The superconducting integrated circuit may be configured such that a combined effect of the first bias current, the second bias current, the third bias current, and the fourth bias current allows propagation of only positive single flux quantum (SFQ) pulses. Alternatively, the superconducting integrated circuit may be configured such that a combined effect of the first bias current, the second bias current, the third bias current, and the fourth bias current allows propagation of both positive single flux quantum (SFQ) pulses and negative SFQ pulses.

It is to be understood that the methods, modules, devices, systems, and components depicted herein are merely exemplary. Alternatively, or in addition, the functionally described herein can be performed, at least in part, by one or more hardware logic components. For example, and without limitation, illustrative types of hardware logic components that can be used include Field-Programmable Gate Arrays (FPGAs), Application-Specific Integrated Circuits (ASICs), Application-Specific Standard Products (ASSPs), System-on-a-Chip systems (SOCs), Complex Programmable Logic Devices (CPLDs), etc.

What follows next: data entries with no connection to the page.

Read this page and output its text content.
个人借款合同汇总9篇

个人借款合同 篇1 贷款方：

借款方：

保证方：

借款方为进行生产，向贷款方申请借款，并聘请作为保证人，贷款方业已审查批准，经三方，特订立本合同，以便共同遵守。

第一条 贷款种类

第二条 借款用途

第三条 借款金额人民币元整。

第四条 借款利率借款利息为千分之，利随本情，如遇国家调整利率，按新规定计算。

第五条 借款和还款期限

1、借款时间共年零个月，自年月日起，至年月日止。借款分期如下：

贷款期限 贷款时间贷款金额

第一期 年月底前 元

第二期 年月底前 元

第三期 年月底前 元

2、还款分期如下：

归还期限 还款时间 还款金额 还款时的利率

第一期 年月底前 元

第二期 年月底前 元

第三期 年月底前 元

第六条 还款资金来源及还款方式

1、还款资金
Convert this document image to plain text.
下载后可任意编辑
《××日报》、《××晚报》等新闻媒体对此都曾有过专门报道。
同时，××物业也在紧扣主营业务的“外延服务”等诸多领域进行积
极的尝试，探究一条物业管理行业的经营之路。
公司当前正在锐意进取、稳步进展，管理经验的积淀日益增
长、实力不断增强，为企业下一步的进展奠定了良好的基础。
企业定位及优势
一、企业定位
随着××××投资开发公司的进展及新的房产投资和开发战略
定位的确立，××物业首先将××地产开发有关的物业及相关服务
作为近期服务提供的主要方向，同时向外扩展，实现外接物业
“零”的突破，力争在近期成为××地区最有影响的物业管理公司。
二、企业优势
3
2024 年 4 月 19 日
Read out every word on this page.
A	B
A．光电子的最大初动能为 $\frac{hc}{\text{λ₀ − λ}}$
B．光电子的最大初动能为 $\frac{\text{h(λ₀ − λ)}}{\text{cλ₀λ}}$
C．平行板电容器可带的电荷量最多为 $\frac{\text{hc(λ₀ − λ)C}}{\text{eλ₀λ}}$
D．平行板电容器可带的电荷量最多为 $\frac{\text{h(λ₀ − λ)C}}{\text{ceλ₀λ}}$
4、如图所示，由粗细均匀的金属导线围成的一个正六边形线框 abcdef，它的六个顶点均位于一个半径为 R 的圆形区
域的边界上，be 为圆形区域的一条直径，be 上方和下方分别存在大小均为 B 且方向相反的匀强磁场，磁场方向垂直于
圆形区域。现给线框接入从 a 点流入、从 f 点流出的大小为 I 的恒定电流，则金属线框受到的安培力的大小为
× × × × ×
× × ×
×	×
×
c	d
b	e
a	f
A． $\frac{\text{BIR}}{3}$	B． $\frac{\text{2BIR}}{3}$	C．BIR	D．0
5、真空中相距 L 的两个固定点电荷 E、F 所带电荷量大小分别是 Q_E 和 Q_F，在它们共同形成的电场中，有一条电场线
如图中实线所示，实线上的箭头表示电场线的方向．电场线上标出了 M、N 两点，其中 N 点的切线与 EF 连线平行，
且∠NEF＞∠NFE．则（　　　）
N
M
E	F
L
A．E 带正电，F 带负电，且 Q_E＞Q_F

In an abstract, but still definite sense, any arrangement of components to achieve the same functionality is effectively "associated" such that the desired functionality is achieved. Hence, any two components herein combined to achieve a particular functionality can be seen as "associated with" each other such that the desired functionality is achieved, irrespective of architectures or inter-medial components. Likewise, any two components so associated can also be viewed as being "operably connected," or "coupled," to each other to achieve the desired functionality.

The functionality associated with the examples described in this disclosure can also include instructions stored in a non-transitory media. The term "non-transitory media" as used herein refers to any media storing data and/or instructions that cause a machine to operate in a specific manner. Exemplary non-transitory media include non-volatile media and/or volatile media. Non-volatile media include, for example, a hard disk, a solid state drive, a magnetic disk or tape, an optical disk or tape, a flash memory, an EPROM, NVRAM, PRAM, or other such media, or networked versions of such media. Volatile media include, for example, dynamic memory, such as, DRAM, SRAM, a cache, or other such media. Non-transitory media is distinct from, but can be used in conjunction with transmission media. Transmission media is used for transferring data and/or instruction to or from a machine. Exemplary transmission media include coaxial cables, fiber-optic cables, copper wires, and wireless media, such as radio waves.

Furthermore, those skilled in the art will recognize that boundaries between the functionality of the above described operations are merely illustrative. The functionality of multiple operations may be combined into a single operation, and/or the functionality of a single operation may be distributed in additional operations. Moreover, alternative embodiments may include multiple instances of a particular operation, and the order of operations may be altered in various other embodiments.

Although the disclosure provides specific examples, various modifications and changes can be made without departing from the scope of the disclosure as set forth in the claims below. Any benefits, advantages, or solutions to problems that are described herein with regard to a specific example are not intended to be construed as a critical, required, or essential feature or element of any or all the claims.

Claim 1:
A superconducting integrated circuit (<NUM>) comprising:
a first clock line (<NUM>) coupled via a first capacitor (<NUM>) to a first superconducting circuit comprising (<NUM>) a first Josephson junction (<NUM>), wherein the first capacitor (<NUM>) is configured to receive a first clock signal having a first phase and couple a first bias current to the first superconducting circuit (<NUM>); and
a second clock line (<NUM>) coupled via a second capacitor (<NUM>) to a second superconducting circuit (<NUM>) comprising a second Josephson junction (<NUM>), wherein the second capacitor (<NUM>) is configured to receive a second clock signal having a second phase and couple a second bias current to the second superconducting circuit (<NUM>), wherein the second phase is different from the first phase.